We treated the relative reference with an example on data offers of a Telecommunications company. In this section, we would tweak that example to illustrate how absolute references works.

In our example, we picked just one of the data plans, and whilst the price is fixed, we have different sales count for each month. Our task here is to calculate the revenue for each month using the uniform price of $1.3. This means that we would need to lock in the cell B3 when doing our multiplication. Let’s see the steps below:

**Step 1: ** Type in the formula $B$3 X B6 in cell C6 to calculate January’s revenue. Notice that cell B3 has a dollar ($) sign before and after the column letter. This signifies absolute referencing, and we can say cell B3 is anchored (locked in) meaning that when we copy and paste the formula to the rows below, our formula would still refer to cell B3 for the price. Note, to attach the dollar ($) sign without having to type it, enter the cell you are typing the formula in and on the reference, you want to anchor (say B3 in this case), press the F4 key once.

**Step 2:** Copy and paste the formula below as we have anchored the price by adding a dollar ($) sign before and after the column letter.
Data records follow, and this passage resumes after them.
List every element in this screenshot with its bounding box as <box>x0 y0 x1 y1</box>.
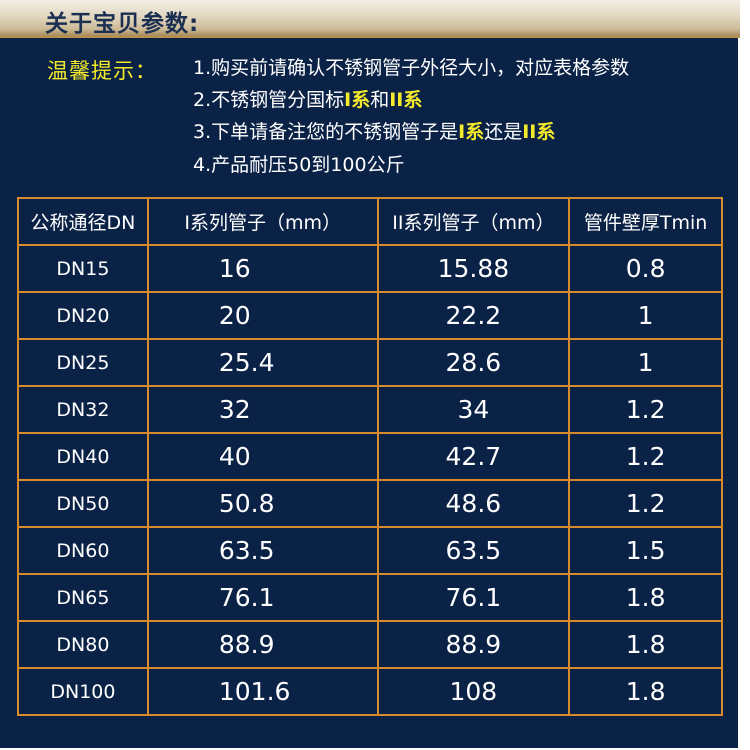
cell-series-1: 50.8 <box>146 479 379 528</box>
column-header-wall-thickness: 管件壁厚Tmin <box>568 197 723 246</box>
tip-text: 和 <box>370 89 390 111</box>
cell-dn: DN40 <box>17 432 149 481</box>
table-row: DN40 40 42.7 1.2 <box>17 432 723 481</box>
page-title: 关于宝贝参数: <box>45 11 200 37</box>
cell-dn: DN15 <box>17 244 149 293</box>
column-header-series-1: I系列管子（mm） <box>146 197 379 246</box>
cell-dn: DN25 <box>17 338 149 387</box>
cell-wall-thickness: 1.2 <box>568 479 723 528</box>
cell-series-1: 32 <box>146 385 379 434</box>
table-row: DN80 88.9 88.9 1.8 <box>17 620 723 669</box>
cell-wall-thickness: 1 <box>568 338 723 387</box>
tip-text: 2.不锈钢管分国标 <box>193 89 345 111</box>
cell-series-1: 88.9 <box>146 620 379 669</box>
cell-series-1: 20 <box>146 291 379 340</box>
table-row: DN32 32 34 1.2 <box>17 385 723 434</box>
table-header-row: 公称通径DN I系列管子（mm） II系列管子（mm） 管件壁厚Tmin <box>17 197 723 246</box>
cell-series-1: 76.1 <box>146 573 379 622</box>
table-row: DN20 20 22.2 1 <box>17 291 723 340</box>
tip-text: 3.下单请备注您的不锈钢管子是 <box>193 121 459 143</box>
cell-wall-thickness: 1.2 <box>568 432 723 481</box>
column-header-series-2: II系列管子（mm） <box>376 197 571 246</box>
cell-dn: DN80 <box>17 620 149 669</box>
tip-highlight: II系 <box>522 121 556 143</box>
table-row: DN100 101.6 108 1.8 <box>17 667 723 716</box>
spec-table: 公称通径DN I系列管子（mm） II系列管子（mm） 管件壁厚Tmin DN1… <box>17 197 723 716</box>
cell-series-2: 42.7 <box>376 432 571 481</box>
table-row: DN15 16 15.88 0.8 <box>17 244 723 293</box>
cell-dn: DN65 <box>17 573 149 622</box>
cell-series-1: 63.5 <box>146 526 379 575</box>
cell-wall-thickness: 1.8 <box>568 667 723 716</box>
cell-dn: DN32 <box>17 385 149 434</box>
cell-series-2: 22.2 <box>376 291 571 340</box>
cell-series-1: 40 <box>146 432 379 481</box>
tip-highlight: I系 <box>344 89 371 111</box>
cell-series-2: 34 <box>376 385 571 434</box>
cell-wall-thickness: 1 <box>568 291 723 340</box>
cell-series-2: 28.6 <box>376 338 571 387</box>
cell-series-2: 108 <box>376 667 571 716</box>
cell-wall-thickness: 1.8 <box>568 620 723 669</box>
panel-edge <box>738 38 750 750</box>
tip-highlight: I系 <box>458 121 485 143</box>
cell-series-2: 76.1 <box>376 573 571 622</box>
cell-series-1: 16 <box>146 244 379 293</box>
tip-2: 2.不锈钢管分国标I系和II系 <box>193 85 422 112</box>
table-row: DN60 63.5 63.5 1.5 <box>17 526 723 575</box>
cell-wall-thickness: 1.5 <box>568 526 723 575</box>
cell-series-1: 25.4 <box>146 338 379 387</box>
cell-wall-thickness: 1.2 <box>568 385 723 434</box>
cell-dn: DN50 <box>17 479 149 528</box>
cell-series-2: 48.6 <box>376 479 571 528</box>
cell-series-2: 88.9 <box>376 620 571 669</box>
table-row: DN50 50.8 48.6 1.2 <box>17 479 723 528</box>
cell-series-2: 15.88 <box>376 244 571 293</box>
tip-3: 3.下单请备注您的不锈钢管子是I系还是II系 <box>193 117 555 144</box>
cell-series-2: 63.5 <box>376 526 571 575</box>
tip-highlight: II系 <box>389 89 423 111</box>
cell-dn: DN20 <box>17 291 149 340</box>
tip-text: 1.购买前请确认不锈钢管子外径大小，对应表格参数 <box>193 57 630 79</box>
cell-dn: DN60 <box>17 526 149 575</box>
tip-text: 还是 <box>484 121 523 143</box>
tip-1: 1.购买前请确认不锈钢管子外径大小，对应表格参数 <box>193 53 629 80</box>
tip-4: 4.产品耐压50到100公斤 <box>193 150 405 177</box>
cell-series-1: 101.6 <box>146 667 379 716</box>
table-row: DN25 25.4 28.6 1 <box>17 338 723 387</box>
tips-label: 温馨提示： <box>47 59 157 83</box>
header-bar: 关于宝贝参数: <box>0 0 740 38</box>
cell-wall-thickness: 1.8 <box>568 573 723 622</box>
table-row: DN65 76.1 76.1 1.8 <box>17 573 723 622</box>
cell-dn: DN100 <box>17 667 149 716</box>
cell-wall-thickness: 0.8 <box>568 244 723 293</box>
column-header-dn: 公称通径DN <box>17 197 149 246</box>
tip-text: 4.产品耐压50到100公斤 <box>193 154 405 176</box>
**Result:** The formula for the rows below still maintains cell B3 as the price, whilst sales count is automatically adjusted based on the relative reference principle in excel.

=$B$3*B7

=$B$3*B8

=$B$3*B9

=$B$3*B10

=$B$3*B11

We have come to the end of this tutorial. Always remember that you can save time having to manually edit cell references by using the correct anchoring. Absolute references should be when you have only one input which all calculations would use to derive their output.

Another thing worthy of note is that if you are selecting a reference outside of the current workbook you are working on, excel would automatically make it an absolute reference as you would see the dollar sign both before and after the column letter. Please make sure to check and adjust the references accordingly.